Tuesday, February 14, 2012

Terrace Says NO

 After years of sitting on the fence, the City of Terrace finally has an official answer to Northern Gateway...

Meanwhile, the pipe-line project is being credited with bringing First Nations and non-native communities together:

Jen Rice, who sits on the Prince Rupert City Council, stated, “Individuals, commercial and sports fishers and First Nations along the northwest corridor are usually at odds over allocation of fish. But now everyone has checked their baggage at the door. Everyone risks losing wild salmon if the pipeline gets built.”

7 comments:

Robert G. Harvie, Q.C. said...

Well, of course all the salmon will die.

And anyone who opposes the new internet access law is a "child pornographer".

Why is it that politics attracts usupported hyperbole like flies to.. well, a rotting salmon carcass?

Boris said...

Succinctly put, Holly.

Unknown said...

"Everyone risks losing wild salmon" is the quote, Harvey. Let's stick to what was actually said, rather than what you wish was said so you can draw false equivalencies. Which part of it is hyperbole or inaccurate?


WV: fibeans

RG Harvie's steady diet of fibeans keeps him talking out of his ass.

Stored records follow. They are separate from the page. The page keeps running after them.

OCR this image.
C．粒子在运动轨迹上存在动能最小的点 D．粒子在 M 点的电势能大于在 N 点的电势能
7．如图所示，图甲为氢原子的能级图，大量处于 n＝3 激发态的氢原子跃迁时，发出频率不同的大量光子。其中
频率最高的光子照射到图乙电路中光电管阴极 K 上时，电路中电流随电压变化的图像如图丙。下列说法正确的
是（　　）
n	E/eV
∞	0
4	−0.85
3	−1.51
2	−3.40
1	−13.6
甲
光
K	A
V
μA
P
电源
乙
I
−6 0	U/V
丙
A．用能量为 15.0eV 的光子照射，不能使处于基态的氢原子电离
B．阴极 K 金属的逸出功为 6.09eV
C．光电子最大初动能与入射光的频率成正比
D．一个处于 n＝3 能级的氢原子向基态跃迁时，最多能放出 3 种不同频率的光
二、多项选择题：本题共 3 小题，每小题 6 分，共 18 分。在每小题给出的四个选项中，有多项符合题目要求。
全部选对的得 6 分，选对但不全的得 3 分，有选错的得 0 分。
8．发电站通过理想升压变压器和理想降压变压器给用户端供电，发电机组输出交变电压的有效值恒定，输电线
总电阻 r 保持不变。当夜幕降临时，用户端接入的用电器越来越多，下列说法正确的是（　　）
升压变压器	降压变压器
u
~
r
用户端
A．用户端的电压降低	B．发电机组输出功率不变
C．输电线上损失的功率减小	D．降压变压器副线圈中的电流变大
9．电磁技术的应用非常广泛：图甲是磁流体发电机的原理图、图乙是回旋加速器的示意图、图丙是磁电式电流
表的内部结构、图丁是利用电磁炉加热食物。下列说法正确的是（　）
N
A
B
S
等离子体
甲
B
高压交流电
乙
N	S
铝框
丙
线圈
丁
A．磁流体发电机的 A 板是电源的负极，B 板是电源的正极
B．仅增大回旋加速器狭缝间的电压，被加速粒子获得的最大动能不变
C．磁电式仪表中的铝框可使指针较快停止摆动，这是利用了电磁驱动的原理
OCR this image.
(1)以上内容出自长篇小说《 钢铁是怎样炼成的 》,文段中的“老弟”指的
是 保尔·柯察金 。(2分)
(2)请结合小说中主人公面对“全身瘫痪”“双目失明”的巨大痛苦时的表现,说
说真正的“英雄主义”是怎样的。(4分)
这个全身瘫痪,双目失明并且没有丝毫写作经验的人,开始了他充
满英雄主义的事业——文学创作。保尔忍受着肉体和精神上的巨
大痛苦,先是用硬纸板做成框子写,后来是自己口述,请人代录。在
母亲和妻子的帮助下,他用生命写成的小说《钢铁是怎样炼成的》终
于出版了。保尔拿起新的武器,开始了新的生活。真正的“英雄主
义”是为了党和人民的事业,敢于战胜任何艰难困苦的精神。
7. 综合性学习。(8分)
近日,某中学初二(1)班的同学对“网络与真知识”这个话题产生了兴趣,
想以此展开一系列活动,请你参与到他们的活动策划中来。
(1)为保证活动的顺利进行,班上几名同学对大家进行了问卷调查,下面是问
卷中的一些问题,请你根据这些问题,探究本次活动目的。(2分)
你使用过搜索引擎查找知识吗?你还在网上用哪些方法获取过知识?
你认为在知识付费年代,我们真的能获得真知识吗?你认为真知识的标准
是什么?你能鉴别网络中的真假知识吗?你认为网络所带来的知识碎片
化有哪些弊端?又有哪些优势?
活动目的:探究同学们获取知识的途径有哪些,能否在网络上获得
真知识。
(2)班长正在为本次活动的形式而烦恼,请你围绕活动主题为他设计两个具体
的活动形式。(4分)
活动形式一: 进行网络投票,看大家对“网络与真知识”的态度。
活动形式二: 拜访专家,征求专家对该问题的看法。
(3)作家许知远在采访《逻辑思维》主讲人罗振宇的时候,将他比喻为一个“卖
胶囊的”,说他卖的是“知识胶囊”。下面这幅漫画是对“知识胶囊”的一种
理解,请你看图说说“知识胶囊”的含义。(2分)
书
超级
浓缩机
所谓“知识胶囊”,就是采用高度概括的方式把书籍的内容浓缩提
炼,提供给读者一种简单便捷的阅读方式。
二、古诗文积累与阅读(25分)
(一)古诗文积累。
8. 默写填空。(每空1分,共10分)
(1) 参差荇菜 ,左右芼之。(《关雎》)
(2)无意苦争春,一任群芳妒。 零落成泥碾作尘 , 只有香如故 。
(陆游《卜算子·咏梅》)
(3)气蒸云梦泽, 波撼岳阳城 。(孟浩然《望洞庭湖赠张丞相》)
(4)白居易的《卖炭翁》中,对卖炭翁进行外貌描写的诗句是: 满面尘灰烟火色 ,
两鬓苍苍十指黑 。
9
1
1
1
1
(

Robert G. Harvie, Q.C. said...

Last time I chequed, following upon a massive oil spill in both the Gulf of Mexico and in Alaska.. wild life hasn't been wiped out.

Does that mean that negative impact risks aren't real and should be avoided?

No.

But - what it means is that the suggestion that there is a risk that Salmon will be wiped out is, well, the product of more, to coin a phrase, "fibeans".

For example - with respect to the Valdez spill:

"In the years preceding the spill, returns of wild pink salmon in Prince William Sound varied from a maximum of 23.5 million fish in 1984 to a minimum of 2.1 million in 1988. Many factors, such as the timing of spring plankton blooms and changes in water circulation patterns throughout the Gulf of Alaska are likely to have a great influence on year-to-year returns in both wild and hatchery stocks of pink salmon. Since the spill, returns of wild pinks have varied from a high of about 12.7 million fish in 1990 to a low of about 1.9 million in 1992. In 2001 the return of wild stock fish was estimated to be 6.7 million fish.

The decade preceding the oil spill was a time of peak productivity for pink salmon in the Sound. In 1991 and 1992, it appears that wild adult pink salmon returns to the Sound’s Southwest District were reduced by 11 percent; however wild salmon returns are naturally highly variable. Furthermore, the methods used to estimate this decrease could not be used to produce reliable injury estimates across multiple generations of salmon. An analysis of escapement data from 1968-2001 did not show any differences in annual escapements between oiled and unoiled parts of the Sound. Therefore, population-level effects from the spill did not impact wild pink salmon or were short-lived. "

See: http://www.evostc.state.ak.us/recovery/status_pinksalmon.cfm

Unknown said...

The only person I see claiming salmon may be rendered extinct by the pipeline, is you.
It's not neccessary for salmon to be completely wiped out in order for the fishery to be destroyed.
If you actually read the article you might also realize that a tanker spill isn't the only risk posed. The pipeline itself has to cross the Skeena and numerous tributaries. It's one thing for a spill to occur at sea in waters pink salmon only pass through during migration, it's quite another for it to occur in the very waters they spawn it.
But Herring do spawn and are resident in the waters affected by the Exxon-Valdez spill. And more than 20 years later they're showing no signs of recovering.

bigcitylib said...

Also, re Lenny's last; the Florida/Texas fisheries were probably not rendered extinct by the recent BP spill. However, quite a lot of fisherman lost a season and, perhaps, their boat and business.

Holly Stick said...

BP spill effects:

http://money.cnn.com/2011/04/11/smallbusiness/bp_oil_spill_one_year_later.moneymag/index.htm

"...Local conditions mattered — the Valdez spill occurred in the relatively compact Prince William Sound, maximizing the impact on birds in the area, while the BP spill spread out over some 1,600 miles (2,580 km) of the Gulf Coast..."

http://www.time.com/time/health/article/0,8599,2066031,00.html

So Rob, is "chequed" a Freudian slip?